Transient Stability Assessment Method for Power System Based on SVM with Adaptive Parameters Adjustment

Abstract

Nowadays machine learning and deep learning methods have been widely used in transient stability assessment for power system. Some simple machine learning models have strong applicability for transient stability evaluation due to their high efficiency, but these methods often suffer from insufficient accuracy. Although the deep learning models can achieve higher precision, the offline training usually costs a lot of time. In order to improve the evaluation accuracy of the model and shorten its time of searching parameters. This paper proposes a parameter searching method based on Bayesian optimization that integrates verification curves and RFE (recursive feature elimination) to optimize the SVM (support vector machine).

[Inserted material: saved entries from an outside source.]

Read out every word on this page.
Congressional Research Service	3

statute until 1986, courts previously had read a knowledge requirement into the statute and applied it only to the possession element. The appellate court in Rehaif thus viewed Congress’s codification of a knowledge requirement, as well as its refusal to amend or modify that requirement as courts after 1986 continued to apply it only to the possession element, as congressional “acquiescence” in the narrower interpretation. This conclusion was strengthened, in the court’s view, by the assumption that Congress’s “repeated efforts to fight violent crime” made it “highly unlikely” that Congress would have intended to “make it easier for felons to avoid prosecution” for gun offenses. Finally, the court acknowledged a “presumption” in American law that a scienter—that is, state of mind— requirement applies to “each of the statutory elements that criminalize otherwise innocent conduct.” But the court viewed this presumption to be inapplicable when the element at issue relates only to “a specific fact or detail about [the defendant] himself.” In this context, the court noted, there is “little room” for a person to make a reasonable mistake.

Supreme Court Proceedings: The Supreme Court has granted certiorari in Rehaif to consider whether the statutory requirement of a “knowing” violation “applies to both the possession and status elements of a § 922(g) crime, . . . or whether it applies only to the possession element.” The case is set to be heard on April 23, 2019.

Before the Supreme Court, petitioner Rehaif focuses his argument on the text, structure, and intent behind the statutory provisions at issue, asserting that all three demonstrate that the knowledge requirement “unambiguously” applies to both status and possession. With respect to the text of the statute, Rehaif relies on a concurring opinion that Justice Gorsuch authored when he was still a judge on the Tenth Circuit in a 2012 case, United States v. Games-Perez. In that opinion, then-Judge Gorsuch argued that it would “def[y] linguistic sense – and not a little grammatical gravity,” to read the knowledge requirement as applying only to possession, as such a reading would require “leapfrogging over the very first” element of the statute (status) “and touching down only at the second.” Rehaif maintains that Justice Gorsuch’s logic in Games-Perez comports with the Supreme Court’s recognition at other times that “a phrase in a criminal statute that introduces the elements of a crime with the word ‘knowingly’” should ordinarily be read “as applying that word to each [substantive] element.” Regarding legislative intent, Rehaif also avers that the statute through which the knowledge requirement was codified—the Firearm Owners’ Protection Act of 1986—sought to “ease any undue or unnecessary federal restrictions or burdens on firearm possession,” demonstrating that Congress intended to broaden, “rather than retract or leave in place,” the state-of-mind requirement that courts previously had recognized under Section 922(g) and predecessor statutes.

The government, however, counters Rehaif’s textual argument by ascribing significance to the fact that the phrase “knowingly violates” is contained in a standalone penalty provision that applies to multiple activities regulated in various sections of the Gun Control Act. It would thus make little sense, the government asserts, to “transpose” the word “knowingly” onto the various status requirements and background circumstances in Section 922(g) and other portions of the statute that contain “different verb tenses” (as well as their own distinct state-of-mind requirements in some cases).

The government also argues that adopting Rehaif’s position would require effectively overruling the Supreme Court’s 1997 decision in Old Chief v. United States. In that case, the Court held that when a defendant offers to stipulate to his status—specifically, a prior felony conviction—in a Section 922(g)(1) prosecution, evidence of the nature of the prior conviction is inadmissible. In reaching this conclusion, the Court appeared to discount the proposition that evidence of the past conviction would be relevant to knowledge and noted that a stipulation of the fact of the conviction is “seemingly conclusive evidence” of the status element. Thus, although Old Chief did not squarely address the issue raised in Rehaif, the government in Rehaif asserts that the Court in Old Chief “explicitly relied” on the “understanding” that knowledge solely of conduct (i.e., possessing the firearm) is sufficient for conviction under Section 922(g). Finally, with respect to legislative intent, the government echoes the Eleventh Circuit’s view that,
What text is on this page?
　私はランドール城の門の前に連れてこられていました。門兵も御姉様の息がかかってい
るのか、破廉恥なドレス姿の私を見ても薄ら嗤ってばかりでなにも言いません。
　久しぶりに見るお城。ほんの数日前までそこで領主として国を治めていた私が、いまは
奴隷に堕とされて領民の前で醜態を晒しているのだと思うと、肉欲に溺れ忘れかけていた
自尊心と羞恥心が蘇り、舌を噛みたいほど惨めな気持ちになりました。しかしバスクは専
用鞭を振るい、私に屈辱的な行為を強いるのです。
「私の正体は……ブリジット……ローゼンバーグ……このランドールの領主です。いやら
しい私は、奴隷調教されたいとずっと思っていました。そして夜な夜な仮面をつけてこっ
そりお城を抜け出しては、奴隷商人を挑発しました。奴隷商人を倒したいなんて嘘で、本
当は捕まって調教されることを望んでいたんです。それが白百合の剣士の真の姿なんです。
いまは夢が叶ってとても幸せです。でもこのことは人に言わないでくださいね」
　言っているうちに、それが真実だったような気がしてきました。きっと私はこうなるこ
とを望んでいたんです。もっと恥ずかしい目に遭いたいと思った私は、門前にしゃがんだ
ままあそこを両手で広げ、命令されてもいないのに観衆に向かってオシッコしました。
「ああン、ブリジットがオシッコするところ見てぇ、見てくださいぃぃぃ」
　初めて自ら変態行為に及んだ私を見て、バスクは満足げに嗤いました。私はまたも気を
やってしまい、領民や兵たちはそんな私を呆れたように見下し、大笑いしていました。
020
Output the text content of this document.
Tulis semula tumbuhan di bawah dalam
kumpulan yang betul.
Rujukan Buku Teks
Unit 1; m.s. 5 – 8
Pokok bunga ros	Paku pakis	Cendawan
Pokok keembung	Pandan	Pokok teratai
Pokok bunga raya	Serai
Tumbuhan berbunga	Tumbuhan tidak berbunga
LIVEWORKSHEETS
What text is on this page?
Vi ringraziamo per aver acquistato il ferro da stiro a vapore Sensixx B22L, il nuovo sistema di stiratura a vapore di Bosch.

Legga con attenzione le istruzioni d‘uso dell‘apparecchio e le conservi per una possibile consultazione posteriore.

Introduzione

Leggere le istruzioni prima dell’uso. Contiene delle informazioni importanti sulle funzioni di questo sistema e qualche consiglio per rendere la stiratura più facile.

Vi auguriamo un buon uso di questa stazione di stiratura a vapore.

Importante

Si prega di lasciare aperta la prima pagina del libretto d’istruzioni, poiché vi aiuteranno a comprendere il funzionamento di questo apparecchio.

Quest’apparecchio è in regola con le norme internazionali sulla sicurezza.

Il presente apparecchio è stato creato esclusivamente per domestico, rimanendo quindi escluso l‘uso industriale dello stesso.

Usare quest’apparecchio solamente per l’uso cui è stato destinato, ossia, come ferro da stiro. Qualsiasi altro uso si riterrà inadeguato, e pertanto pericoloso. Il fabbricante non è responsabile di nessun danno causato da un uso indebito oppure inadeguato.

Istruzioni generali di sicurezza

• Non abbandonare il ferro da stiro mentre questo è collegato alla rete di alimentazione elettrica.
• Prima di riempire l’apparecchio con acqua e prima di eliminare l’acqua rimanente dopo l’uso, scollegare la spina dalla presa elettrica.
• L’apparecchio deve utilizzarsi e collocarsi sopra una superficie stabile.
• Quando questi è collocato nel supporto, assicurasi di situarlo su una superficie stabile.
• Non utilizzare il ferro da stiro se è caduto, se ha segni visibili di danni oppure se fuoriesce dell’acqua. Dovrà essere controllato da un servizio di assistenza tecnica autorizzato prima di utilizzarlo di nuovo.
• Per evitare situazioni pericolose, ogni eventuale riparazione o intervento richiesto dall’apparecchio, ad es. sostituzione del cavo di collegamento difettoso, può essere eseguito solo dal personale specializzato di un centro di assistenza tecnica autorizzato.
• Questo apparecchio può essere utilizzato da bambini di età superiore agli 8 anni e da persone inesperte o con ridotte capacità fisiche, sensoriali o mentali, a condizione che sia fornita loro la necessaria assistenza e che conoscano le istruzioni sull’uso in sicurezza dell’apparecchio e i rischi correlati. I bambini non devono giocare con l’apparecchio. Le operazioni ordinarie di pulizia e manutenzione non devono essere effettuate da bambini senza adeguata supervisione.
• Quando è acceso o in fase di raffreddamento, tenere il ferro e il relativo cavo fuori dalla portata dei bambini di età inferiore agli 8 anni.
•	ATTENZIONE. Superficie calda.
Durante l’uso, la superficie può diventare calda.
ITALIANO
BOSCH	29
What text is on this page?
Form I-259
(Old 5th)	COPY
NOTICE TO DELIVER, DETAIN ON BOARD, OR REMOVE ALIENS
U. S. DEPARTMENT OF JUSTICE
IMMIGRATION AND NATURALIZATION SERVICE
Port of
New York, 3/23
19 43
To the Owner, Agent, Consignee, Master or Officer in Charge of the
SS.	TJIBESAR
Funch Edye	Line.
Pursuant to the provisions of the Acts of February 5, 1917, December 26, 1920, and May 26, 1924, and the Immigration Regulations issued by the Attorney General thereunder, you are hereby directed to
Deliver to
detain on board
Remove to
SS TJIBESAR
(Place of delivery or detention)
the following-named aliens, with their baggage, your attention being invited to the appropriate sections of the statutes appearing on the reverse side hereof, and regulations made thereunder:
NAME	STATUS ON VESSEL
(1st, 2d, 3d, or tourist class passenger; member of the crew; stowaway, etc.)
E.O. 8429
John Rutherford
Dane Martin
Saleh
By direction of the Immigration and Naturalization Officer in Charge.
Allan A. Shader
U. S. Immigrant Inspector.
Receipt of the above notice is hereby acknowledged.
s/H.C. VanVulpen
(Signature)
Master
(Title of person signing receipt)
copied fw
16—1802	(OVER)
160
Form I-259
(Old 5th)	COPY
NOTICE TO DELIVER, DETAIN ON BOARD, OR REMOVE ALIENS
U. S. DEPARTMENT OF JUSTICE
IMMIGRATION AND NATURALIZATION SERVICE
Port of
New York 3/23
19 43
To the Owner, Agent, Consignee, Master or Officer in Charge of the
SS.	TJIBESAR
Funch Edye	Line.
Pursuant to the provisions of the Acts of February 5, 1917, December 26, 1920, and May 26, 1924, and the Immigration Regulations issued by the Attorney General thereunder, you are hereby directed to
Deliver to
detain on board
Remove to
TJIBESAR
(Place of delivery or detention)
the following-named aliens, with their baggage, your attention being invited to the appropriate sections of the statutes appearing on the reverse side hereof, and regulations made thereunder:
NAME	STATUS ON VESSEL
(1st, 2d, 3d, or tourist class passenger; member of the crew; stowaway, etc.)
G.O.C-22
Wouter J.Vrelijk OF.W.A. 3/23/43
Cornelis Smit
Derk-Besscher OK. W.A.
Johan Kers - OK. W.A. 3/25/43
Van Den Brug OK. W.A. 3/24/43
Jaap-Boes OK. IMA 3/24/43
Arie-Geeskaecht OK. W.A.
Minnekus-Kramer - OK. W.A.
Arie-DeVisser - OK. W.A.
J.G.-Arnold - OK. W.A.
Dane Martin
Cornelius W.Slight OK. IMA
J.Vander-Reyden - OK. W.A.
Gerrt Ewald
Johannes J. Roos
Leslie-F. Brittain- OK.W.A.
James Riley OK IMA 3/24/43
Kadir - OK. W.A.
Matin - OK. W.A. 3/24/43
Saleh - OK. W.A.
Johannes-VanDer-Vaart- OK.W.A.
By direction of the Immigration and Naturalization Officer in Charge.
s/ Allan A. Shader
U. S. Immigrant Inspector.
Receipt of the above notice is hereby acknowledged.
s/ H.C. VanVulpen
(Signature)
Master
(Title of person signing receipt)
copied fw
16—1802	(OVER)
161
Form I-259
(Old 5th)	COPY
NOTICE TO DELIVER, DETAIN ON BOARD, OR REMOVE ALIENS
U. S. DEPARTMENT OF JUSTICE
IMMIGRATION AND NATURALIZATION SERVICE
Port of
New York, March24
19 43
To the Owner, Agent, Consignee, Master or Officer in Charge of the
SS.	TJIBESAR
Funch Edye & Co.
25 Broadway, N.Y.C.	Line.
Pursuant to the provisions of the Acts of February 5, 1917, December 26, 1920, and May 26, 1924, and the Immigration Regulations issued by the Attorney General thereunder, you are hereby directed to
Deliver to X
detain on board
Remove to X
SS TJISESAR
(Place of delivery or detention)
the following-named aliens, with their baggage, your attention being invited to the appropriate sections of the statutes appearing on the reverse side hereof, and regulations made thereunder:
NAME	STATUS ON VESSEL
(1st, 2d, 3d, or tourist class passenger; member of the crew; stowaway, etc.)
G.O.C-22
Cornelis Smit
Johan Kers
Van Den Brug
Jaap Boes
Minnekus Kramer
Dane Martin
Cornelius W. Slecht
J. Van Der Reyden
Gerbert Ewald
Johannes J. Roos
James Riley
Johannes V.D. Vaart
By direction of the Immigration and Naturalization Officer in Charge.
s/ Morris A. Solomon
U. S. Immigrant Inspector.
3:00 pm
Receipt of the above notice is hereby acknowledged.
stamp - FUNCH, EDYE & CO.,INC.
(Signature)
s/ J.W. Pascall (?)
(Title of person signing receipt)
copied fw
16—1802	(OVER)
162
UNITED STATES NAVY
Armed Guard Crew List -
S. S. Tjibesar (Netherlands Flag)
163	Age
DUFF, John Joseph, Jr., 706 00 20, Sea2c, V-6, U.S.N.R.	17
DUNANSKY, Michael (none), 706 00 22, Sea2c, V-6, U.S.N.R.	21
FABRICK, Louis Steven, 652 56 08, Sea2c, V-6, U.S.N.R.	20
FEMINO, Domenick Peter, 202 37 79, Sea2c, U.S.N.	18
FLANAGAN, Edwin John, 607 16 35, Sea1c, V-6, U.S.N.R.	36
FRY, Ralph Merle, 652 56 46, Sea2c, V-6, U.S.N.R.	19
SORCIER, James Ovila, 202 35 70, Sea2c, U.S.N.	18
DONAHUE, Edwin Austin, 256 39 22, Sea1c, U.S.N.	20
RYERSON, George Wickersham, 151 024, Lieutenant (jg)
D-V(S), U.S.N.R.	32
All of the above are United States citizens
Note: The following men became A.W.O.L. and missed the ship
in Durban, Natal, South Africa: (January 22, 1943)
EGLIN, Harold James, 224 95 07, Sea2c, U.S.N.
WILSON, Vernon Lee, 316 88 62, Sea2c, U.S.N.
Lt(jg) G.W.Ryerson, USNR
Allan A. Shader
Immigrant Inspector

The global search is replaced by the directed local search strategy, which can reduce the model training time and achieve the global optimum. On the one hand, we combine the verification curve with the RFE based on random forest. By this method, we can determine the Bayesian optimized area. Then we can achieve the optimal parameters. On the other hand, the prior function in Bayesian optimization is used to simulate the distribution of hyperparameters. At the same time, the acquisition function is used to determine the best search point, thereby greatly reducing the time cost of offline training. The simulation results on New England 10-machine 39-bus system show that the offline training time of the SVM based on the improved Bayesian optimization is significantly shortened and its evaluation accuracy can be upgraded to a large extend.